Re: Icons of program
- From: robert havoc pennington <rhpennin midway uchicago edu>
- To: gnome-list gnome org
- Subject: Re: Icons of program
- Date: Sat, 18 Apr 1998 16:00:17 -0500 (CDT)
(Note to no one in particular: some people seem to be missing that there
are already foo.desktop and .directory files which keep icon information,
among other things. See share/apps and libgnome/gnome-dentry.[hc].)
What about this idea: it would keep everything nice and simple if these
files and regular files simply weren't allowed to exist in the same
directory. That is, the .desktop files are "shortcuts," and are in their
own directory tree. Naive users should never even see the real file
system. If they create new files, Gnome will invisibly put the data
somewhere like ~/.gnome-stuff, and create a new .desktop entry. By
default, it shouldn't even be possible to view the real Unix file system
from gmc, only the tree of .desktop entries.
This is the only way I can think of to get rid of the complexity of the
Unix file system, without dropping ext2, or using hacks like changing cp.
And the complexity of the Unix file system *must* go away. People
shouldn't have to worry about /usr, /bin, etc. unless they are sysadmins,
and then they can put gmc in "advanced" mode or use the command line. A
global option can change gmc's mode and the eventual GnomeFileSelection
widget. But all most people really want to see are executables and their
data files.
I think BeOS does something to hide the full Unix directory tree, but I
don't remember exactly how it works. Windows is terrible in this respect.

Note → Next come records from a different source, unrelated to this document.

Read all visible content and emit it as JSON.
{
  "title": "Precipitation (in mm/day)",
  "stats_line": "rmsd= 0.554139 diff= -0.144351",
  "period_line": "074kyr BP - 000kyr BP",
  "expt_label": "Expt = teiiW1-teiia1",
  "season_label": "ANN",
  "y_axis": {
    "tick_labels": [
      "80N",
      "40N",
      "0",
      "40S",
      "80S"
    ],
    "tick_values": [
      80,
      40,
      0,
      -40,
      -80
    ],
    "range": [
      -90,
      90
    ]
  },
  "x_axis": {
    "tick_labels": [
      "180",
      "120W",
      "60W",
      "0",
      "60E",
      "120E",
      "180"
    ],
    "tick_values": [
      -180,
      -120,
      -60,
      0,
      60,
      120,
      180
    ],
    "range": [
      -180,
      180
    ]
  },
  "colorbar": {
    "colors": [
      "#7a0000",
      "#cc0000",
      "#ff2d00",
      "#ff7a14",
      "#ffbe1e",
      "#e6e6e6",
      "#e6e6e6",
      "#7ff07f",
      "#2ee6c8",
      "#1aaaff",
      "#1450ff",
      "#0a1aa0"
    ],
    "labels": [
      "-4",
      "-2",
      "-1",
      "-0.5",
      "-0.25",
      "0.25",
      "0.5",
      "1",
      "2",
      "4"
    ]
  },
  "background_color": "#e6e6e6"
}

Its file browsing is incredibly confusing (the solution being the Start
menu), but customizing the Start menu requires finding the correct
.exe in the file system. Also many tasks can't be performed from the start
menu. This is an example of a halfway solution, rather than a clean break
between the GUI system and the real implementation. Gnome should be a
whole new layer, not a more attractive interface to Unix, if it's
genuinely going to be easy to use.
I'm not sure this particular solution would work but something like it has
to happen IMO. The Unix fs with system dirs, symlinks, mount points, . and
.., dotfiles, etc. needs to be hidden.